Where do Small Businesses get it wrong
Kenny Salas
By: kennysalas
Read in 4 minutes

Where Do Small Businesses Get It Wrong? (Series 1 of 2)

I have worked through hundreds of client engagements at Camino Financial. Along this process, I have found common challenges small business owners face. Inspired to provide solutions to these challenges, I began these series of articles.
In the “Where do Small Businesses Get It Wrong?” series, I plan to shed light on ways entrepreneurs can avoid these common mistakes. Make sure you read the next one in the series, Where Do Small Businesses Get it Wrong?: No Business Plan

Complacency with Small Size

Solution: Think BIGGER

Many small business owners operate a “lifestyle business.” They perceive their business almost as a paid job. They see the business as a way to pay the bills and cover discretionary spending. Also, the owner is reluctant to re-invest their earnings into the business in any form. For example, marketing, reporting systems or employees.

Every business has to start somewhere. Out of the 28.7 million small businesses in the United States, half of them are home-based. Around 23 million are sole proprietorships (State of Small Business, Mills & McCarthy, 2014). In fact, our business, Camino Financial, started in a graduate school dorm. We encourage small businesses to think BIGGER. Especially when the competition is larger and growing.

So what’s wrong with being small?

Limited Resources to Compete Against Larger Players

The smaller the business, the more limited their resources. It is also harder for them to access debt or other forms of capital. Large companies find it easier to grow as they invest in resources. Such resources could be employees, technology, and marketing. This helps them out-compete smaller players.


If the business is small, chances are the business is not diverse. We are thinking about geographic reach, customer base, and/or product portfolio. Being less diverse makes a business susceptible to binary risk. This means that the business can disappear with one unforeseen change in operations. What happens if there is a fire at a business’s single store location? What happens if the largest customer leaves? What happens if a core product gets undercut by a competitor?

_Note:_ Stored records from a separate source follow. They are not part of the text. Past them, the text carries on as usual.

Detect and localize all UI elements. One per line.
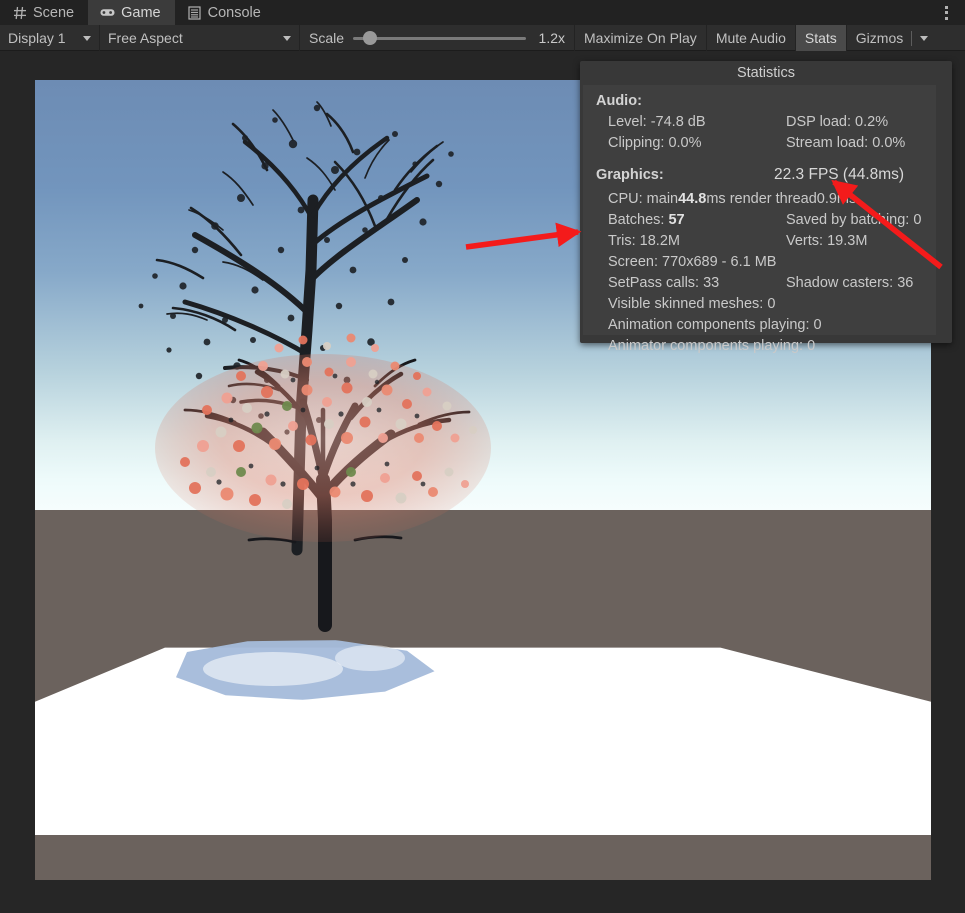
scale-slider[interactable] <box>353 31 526 45</box>
aspect-ratio-dropdown[interactable]: Free Aspect <box>100 25 300 51</box>
menu-dot <box>944 5 948 9</box>
tris-verts-row: Tris: 18.2M Verts: 19.3M <box>596 231 936 252</box>
batches-label: Batches: <box>608 212 669 228</box>
display-dropdown-label: Display 1 <box>8 30 66 46</box>
shadow-casters-value: Shadow casters: 36 <box>786 275 914 291</box>
scale-label: Scale <box>309 30 345 46</box>
display-dropdown[interactable]: Display 1 <box>0 25 100 51</box>
animator-components-row: Animator components playing: 0 <box>608 338 816 354</box>
screen-value: Screen: 770x689 - 6.1 MB <box>608 254 777 270</box>
tab-scene[interactable]: Scene <box>0 0 88 25</box>
cpu-prefix-label: CPU: main <box>608 191 679 207</box>
grid-icon <box>12 5 27 20</box>
batches-cell: Batches: 57 <box>608 210 786 231</box>
scale-slider-track <box>353 36 526 40</box>
animation-components-row: Animation components playing: 0 <box>608 317 822 333</box>
statistics-body: Audio: Level: -74.8 dB DSP load: 0.2% Cl… <box>583 85 936 354</box>
skinned-meshes-row: Visible skinned meshes: 0 <box>608 296 776 312</box>
gizmos-label: Gizmos <box>855 30 904 46</box>
screen-row: Screen: 770x689 - 6.1 MB <box>596 252 936 273</box>
graphics-section-heading-row: Graphics: 22.3 FPS (44.8ms) <box>596 154 936 187</box>
saved-by-batching-value: Saved by batching: 0 <box>786 212 922 228</box>
chevron-down-icon[interactable] <box>920 35 929 41</box>
audio-level-value: Level: -74.8 dB <box>608 114 706 130</box>
statistics-panel: Statistics Audio: Level: -74.8 dB DSP lo… <box>580 61 952 354</box>
aspect-ratio-label: Free Aspect <box>108 30 183 46</box>
audio-clipping-row: Clipping: 0.0% Stream load: 0.0% <box>596 133 936 154</box>
kebab-menu-icon[interactable] <box>935 0 957 25</box>
audio-stream-load-value: Stream load: 0.0% <box>786 135 906 151</box>
window-tab-bar: Scene Game Console <box>0 0 965 25</box>
scale-slider-knob[interactable] <box>363 31 378 45</box>
gizmos-button[interactable]: Gizmos <box>847 25 934 51</box>
audio-section-heading: Audio: <box>596 93 642 109</box>
game-view-toolbar: Display 1 Free Aspect Scale 1.2x Maximiz… <box>0 25 965 51</box>
chevron-down-icon <box>283 35 291 41</box>
cpu-render-thread-value: 0.9ms <box>816 191 857 207</box>
tab-scene-label: Scene <box>33 4 75 21</box>
scale-value: 1.2x <box>538 30 565 46</box>
tab-game-label: Game <box>121 4 161 21</box>
menu-dot <box>944 16 948 20</box>
batches-row: Batches: 57 Saved by batching: 0 <box>596 210 936 231</box>
scale-control[interactable]: Scale 1.2x <box>300 25 575 51</box>
audio-level-row: Level: -74.8 dB DSP load: 0.2% <box>596 112 936 133</box>
list-icon <box>187 5 202 20</box>
audio-clipping-value: Clipping: 0.0% <box>608 135 702 151</box>
stats-button[interactable]: Stats <box>795 25 847 51</box>
maximize-on-play-button[interactable]: Maximize On Play <box>575 25 707 51</box>
menu-dot <box>944 11 948 14</box>
divider <box>911 30 913 46</box>
tris-value: Tris: 18.2M <box>608 233 680 249</box>
fps-value: 22.3 FPS (44.8ms) <box>774 166 905 183</box>
unity-game-window: Scene Game Console Display 1 Free Aspect… <box>0 0 965 913</box>
graphics-section-heading: Graphics: <box>596 167 664 183</box>
cpu-row: CPU: main 44.8 ms render thread 0.9ms <box>596 187 936 210</box>
setpass-shadow-row: SetPass calls: 33 Shadow casters: 36 <box>596 273 936 294</box>
gamepad-icon <box>100 5 115 20</box>
cpu-mid-label: ms render thread <box>706 191 817 207</box>
statistics-title: Statistics <box>736 65 795 81</box>
tab-console-label: Console <box>207 4 261 21</box>
chevron-down-icon <box>83 35 91 41</box>
batches-value: 57 <box>668 212 685 228</box>
tab-game[interactable]: Game <box>88 0 175 25</box>
audio-dsp-load-value: DSP load: 0.2% <box>786 114 889 130</box>
setpass-calls-value: SetPass calls: 33 <box>608 275 720 291</box>
verts-value: Verts: 19.3M <box>786 233 868 249</box>
tab-console[interactable]: Console <box>175 0 275 25</box>
cpu-main-value: 44.8 <box>678 191 707 207</box>
mute-audio-button[interactable]: Mute Audio <box>707 25 796 51</box>
front-tree-blossoms <box>155 333 491 542</box>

Limited Benefits From Scale

The more a business grows, the stronger the purchase-power it has with its suppliers. Besides, a larger business can leverage its fixed costs and assets. This will help them generate incremental sales that flow to the bottom-line.


Small businesses tend to be under-capitalized in the form of technology, equipment, retail space, and other assets. Without reinvestment, a business runs a higher risk of losing its competitive edge and customers.
The solution is simple, think BIGGER. There are countless of resources available to small business owners like you to help them think BIGGER. We encourage you to go to your local small business development center or Chamber of Commerce. Or, visit a larger competitor and see how a business can do things better.